Dopo l’anno lavorativo in America sono tornata e con il supporto della mia famiglia ho iniziato ad informarmi per l’operazione.

Anche qui non è stato facile! Di solito quando si va dal medico per una visita è proprio lui a dare la “diagnosi” e a decidere il da farsi, io, invece, sono andata dall’ortopedico e ridendo gli ho detto:” lei deve tagliarmi il piede”!

Penso di aver sconvolto anche lui! All’inizio non era propenso, ma in seguito anche lui si è reso conto che era la soluzione ottimale per migliorare la qualità della mia vita e quindi, finalmente il 17 Gennaio 2023 sono stata operata.

Da quel giorno penso sia iniziata la mia vera vita! Una vita piena e intensa. Certo, non senza difficoltà, ma sicuramente più felice!

In pochi mesi, mi sono già successe tante cose incredibili e assurde che fino a poco tempo fa potevo solo sognare; ho partecipato ad uno shooting fotografico per un brand inclusivo, ho conosciuto persone meravigliose con storie uniche e finalmente posso indossare i vestiti e le scarpe che mi piacciono!

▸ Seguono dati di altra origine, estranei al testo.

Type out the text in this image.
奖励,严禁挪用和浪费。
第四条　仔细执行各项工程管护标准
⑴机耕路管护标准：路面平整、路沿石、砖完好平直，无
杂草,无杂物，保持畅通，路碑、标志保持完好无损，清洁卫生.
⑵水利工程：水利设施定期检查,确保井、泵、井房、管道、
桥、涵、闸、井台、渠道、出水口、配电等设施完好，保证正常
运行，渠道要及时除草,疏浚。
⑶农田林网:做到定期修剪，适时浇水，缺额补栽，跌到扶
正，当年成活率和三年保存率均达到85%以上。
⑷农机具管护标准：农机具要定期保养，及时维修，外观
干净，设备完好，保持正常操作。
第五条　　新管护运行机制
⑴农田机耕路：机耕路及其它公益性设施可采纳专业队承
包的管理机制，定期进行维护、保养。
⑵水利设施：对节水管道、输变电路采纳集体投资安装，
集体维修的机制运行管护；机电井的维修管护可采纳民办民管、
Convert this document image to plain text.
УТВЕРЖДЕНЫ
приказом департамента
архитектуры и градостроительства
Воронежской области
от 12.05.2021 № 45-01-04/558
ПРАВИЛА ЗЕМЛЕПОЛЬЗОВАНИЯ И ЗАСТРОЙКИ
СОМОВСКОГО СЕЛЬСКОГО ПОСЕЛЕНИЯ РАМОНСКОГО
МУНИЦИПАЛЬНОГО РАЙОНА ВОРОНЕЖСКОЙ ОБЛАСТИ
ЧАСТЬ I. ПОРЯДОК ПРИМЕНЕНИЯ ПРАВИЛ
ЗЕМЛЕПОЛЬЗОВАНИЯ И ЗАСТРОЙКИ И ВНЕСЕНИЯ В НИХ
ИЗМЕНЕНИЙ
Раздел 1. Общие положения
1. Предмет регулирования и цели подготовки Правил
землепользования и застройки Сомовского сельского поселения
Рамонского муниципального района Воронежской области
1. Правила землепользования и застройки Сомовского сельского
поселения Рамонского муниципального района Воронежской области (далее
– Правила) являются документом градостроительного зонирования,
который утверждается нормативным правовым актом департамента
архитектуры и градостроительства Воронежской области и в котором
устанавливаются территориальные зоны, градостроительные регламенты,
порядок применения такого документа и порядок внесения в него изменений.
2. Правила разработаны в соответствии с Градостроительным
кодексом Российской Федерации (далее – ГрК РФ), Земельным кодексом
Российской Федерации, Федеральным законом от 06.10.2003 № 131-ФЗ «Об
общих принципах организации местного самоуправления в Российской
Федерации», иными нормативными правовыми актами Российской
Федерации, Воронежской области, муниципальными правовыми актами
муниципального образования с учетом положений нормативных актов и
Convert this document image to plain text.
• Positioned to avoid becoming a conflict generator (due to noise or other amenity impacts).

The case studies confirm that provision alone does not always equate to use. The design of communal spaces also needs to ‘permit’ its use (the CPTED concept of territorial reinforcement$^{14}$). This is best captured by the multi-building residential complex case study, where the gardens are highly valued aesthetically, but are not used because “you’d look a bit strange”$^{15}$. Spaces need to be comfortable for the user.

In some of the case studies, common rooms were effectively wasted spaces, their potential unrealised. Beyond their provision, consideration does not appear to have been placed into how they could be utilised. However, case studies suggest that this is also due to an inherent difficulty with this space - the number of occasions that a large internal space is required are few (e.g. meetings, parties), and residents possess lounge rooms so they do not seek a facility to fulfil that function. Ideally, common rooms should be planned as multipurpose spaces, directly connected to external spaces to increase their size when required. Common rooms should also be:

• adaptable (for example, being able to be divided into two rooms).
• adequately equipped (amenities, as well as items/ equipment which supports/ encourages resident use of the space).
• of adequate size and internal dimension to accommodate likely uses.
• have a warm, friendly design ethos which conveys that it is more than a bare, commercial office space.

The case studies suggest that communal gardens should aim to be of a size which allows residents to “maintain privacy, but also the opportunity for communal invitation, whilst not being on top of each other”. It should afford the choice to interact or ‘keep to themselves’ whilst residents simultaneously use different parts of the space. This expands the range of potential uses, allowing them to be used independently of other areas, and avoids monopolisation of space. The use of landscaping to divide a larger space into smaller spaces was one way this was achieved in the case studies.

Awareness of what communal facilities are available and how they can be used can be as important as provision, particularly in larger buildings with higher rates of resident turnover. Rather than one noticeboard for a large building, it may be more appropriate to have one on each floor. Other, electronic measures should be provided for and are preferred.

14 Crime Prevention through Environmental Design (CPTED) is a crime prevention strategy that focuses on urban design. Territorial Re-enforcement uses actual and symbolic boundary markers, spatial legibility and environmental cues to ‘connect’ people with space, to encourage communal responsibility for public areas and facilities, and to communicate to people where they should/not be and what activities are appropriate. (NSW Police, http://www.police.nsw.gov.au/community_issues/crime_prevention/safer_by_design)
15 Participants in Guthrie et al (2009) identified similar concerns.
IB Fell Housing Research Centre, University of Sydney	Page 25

Non smetterò mai di ringraziare Rosario Gagliano che ancora prima dell’intervento era accanto a me in ospedale, rincuorandomi su tutto sciogliendo ogni mio dubbio!

Proprio grazie a lui ho iniziato la riabilitazione nel suo centro ad Enna e lì ho incontrato persone davvero fantastiche!

Grazie alla mia storia ho anche convinto altre ragazze che per diversi motivi hanno pensato all’amputazione e questo mi rende felice!

“Per me l’amputazione è stata una liberazione, sia fisica che mentale.

Sicuramente, avendo avuto più tempo per maturare questa scelta, sono stata più agevolata e positiva rispetto a chi ha avuto il trauma di svegliarsi in ospedale senza una gamba, magari a causa di un incidente improvviso, però comunque questo non vuol dire che non ci sia stata una sofferenza dietro e non ce ne sia adesso.

La scelta dell’amputazione è stata la mia e ne sono felicissima.

Il mio prossimo obiettivo? Fare tutto ciò che per i primi 30 anni della mia vita non ho fatto!”